Die Episode (Titel: Gespräch über KI-Gipfeldiplomatie) begleitet den Präsidenten der Carnegie Endowment, Mariano Florentino Cuéllar, durch vier globale KI-Gipfel. Singh führt moderat, aber mit gezielten Nachfragen durch die Stationen Bletchley Park, Seoul, Paris und Delhi. Cuéllar argumentiert durchgehend für eine Mittelposition: Weder reine Risikofokussierung noch unreflektierter Technikoptimismus seien angemessen. Auffällig ist, wie technischer Fortschritt als grundsätzlich positiv dargestellt wird – die Steigerung der Lebenserwartung von Mitte 40 auf über 70 wird als Beleg für den Nutzen von Wissenschaft und Technologie angeführt, ohne dass die ungleiche Verteilung dieses Fortschritts thematisiert wird.
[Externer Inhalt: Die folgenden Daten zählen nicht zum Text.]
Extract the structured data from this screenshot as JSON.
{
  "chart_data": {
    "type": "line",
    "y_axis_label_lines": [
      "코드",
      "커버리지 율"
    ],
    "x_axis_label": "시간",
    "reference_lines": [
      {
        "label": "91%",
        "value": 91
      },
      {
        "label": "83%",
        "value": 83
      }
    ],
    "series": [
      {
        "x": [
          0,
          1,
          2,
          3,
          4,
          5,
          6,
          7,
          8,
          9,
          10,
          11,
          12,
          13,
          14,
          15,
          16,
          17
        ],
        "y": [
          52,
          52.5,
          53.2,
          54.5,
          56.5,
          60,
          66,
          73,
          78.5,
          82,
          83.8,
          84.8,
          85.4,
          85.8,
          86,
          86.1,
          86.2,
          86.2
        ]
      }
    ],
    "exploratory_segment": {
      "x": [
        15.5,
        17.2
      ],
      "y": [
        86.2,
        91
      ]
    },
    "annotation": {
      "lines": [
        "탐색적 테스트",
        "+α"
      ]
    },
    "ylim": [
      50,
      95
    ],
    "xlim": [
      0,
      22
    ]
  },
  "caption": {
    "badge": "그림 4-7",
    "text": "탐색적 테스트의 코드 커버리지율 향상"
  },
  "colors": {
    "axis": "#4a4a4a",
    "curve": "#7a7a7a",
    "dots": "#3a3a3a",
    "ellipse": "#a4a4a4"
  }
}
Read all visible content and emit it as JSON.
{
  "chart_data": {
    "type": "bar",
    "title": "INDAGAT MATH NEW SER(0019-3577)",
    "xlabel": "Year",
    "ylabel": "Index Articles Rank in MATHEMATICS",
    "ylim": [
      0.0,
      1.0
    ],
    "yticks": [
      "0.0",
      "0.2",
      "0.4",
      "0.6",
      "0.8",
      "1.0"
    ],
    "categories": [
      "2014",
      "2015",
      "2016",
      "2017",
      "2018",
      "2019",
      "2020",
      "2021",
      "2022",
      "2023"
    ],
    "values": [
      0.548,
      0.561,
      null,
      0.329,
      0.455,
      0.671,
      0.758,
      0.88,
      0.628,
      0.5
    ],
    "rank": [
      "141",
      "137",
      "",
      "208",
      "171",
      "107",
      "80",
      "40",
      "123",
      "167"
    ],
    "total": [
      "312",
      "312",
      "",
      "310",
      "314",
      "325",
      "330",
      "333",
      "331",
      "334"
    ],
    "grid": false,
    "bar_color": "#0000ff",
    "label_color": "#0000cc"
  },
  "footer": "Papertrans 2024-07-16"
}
Die Rolle des Privatsektors wird als pragmatische Gegebenheit akzeptiert, nicht als Machtfrage verhandelt.

Zentrale Punkte

  • Wandel der Gipfel-Agenda Cuéllar zeichne nach, wie sich der Fokus von existenziellen Risiken (Bletchley) über freiwillige Unternehmensverpflichtungen (Seoul) hin zu wirtschaftlichen Chancen (Paris) und Nutzen für den Globalen Süden (Delhi) verschoben habe. Diese Entwicklung werde als vorhersehbar und vernünftig dargestellt.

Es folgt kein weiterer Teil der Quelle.